Perth-based energy firm SSE yesterday said its financial outlook for the year remained unchanged despite a further dip in the number of customer accounts.
The firm, which held its annual general meeting at Perth Concert Hall today, said it had made “good progress” despite facing “short term challenges” in the last three months.
These challenges included falling short on its renewables forecast as a result of poor weather over spring and the start of summer. This meant SSE produced around 20% less green energy than expected.
However, its renewables generation still increased by 15% compared to last year, with an output of 1,794 gigawatt hours for the quarter, driven by increased wind power.
SSE chief executive Alistair Phillips-Davies said: “The early months of our financial year have brought some short-term challenges and some encouraging longer-term developments, but the key months of our financial year lie ahead.
“I am confident we will make good progress in delivering against our strategic priorities, including the five- year dividend plan out to 2023.

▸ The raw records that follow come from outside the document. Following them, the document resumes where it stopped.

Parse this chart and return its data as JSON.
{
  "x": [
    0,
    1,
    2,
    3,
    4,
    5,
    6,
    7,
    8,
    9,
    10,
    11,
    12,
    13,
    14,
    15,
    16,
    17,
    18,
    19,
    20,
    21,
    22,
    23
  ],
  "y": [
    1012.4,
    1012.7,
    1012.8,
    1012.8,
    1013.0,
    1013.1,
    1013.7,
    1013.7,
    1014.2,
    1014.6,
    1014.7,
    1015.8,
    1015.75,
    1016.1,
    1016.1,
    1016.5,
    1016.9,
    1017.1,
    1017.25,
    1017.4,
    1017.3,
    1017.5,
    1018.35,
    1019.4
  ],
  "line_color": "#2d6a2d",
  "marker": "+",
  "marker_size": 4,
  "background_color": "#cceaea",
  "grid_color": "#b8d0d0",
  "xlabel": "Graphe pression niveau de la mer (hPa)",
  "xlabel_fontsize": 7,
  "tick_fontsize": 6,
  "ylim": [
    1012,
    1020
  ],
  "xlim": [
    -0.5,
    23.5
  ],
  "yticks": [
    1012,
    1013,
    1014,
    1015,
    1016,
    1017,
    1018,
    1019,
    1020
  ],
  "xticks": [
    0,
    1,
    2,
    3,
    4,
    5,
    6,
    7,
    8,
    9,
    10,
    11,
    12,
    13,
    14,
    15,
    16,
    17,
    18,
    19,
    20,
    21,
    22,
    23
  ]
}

“The fact the UK has become the first major economy to legislate for net zero emissions by 2050 is a key development in the fight against climate change and reinforces SSE’s strategic focus on regulated electricity networks and renewable energy, and our commitment to creating value through the low carbon transition.”
The Big Six energy provider saw its total number of UK energy customers slide to 5.71 million in the period to June 30, compared with 5.78 million in the same period last year.

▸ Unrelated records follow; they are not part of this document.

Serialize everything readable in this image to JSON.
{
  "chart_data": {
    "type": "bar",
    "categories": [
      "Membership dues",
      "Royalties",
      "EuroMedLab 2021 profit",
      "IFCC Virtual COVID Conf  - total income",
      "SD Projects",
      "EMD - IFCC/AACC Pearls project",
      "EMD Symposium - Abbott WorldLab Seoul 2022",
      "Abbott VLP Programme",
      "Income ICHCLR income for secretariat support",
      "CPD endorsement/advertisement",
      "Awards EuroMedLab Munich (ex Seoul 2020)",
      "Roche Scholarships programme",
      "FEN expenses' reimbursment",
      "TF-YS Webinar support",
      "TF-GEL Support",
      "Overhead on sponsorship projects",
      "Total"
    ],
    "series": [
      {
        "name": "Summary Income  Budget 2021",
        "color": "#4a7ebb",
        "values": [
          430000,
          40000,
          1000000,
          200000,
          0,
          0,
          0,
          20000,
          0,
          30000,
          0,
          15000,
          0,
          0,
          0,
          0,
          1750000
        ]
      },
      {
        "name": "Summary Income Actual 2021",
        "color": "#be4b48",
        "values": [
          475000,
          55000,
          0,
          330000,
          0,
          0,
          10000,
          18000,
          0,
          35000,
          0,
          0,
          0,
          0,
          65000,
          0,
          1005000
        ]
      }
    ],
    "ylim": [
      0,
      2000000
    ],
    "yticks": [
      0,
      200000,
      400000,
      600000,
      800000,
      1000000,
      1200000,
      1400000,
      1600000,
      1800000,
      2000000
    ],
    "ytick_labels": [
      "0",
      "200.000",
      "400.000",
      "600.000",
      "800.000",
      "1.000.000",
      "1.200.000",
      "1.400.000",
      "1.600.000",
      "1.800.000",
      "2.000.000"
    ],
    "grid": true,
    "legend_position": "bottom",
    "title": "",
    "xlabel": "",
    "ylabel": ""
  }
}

SSE said that its annual net costs and investment expenditure are in line with its original forecasts.
The firm’s growth in renewables came as its gas and oil-fired generation output fell by 28.1% to 3,810 gigawatt hours.
Last month the FTSE 100 firm also confirmed plans to close its last coal-fired power station, in Cheshire.
SSE is currently in consultation with staff and trade unions over the proposals to shut the Fiddler’s Ferry site by March 2020.
SSE also said that its annual net costs and investment expenditure are in line with its original forecasts.
At the company AGM today, the firm’s board of directors were reappointed.
The energy firm also said it remained committed to its dividend plan for the five years to March 2023, as set out in May 2018, including a full-year dividend of 80p per share for 2019/20.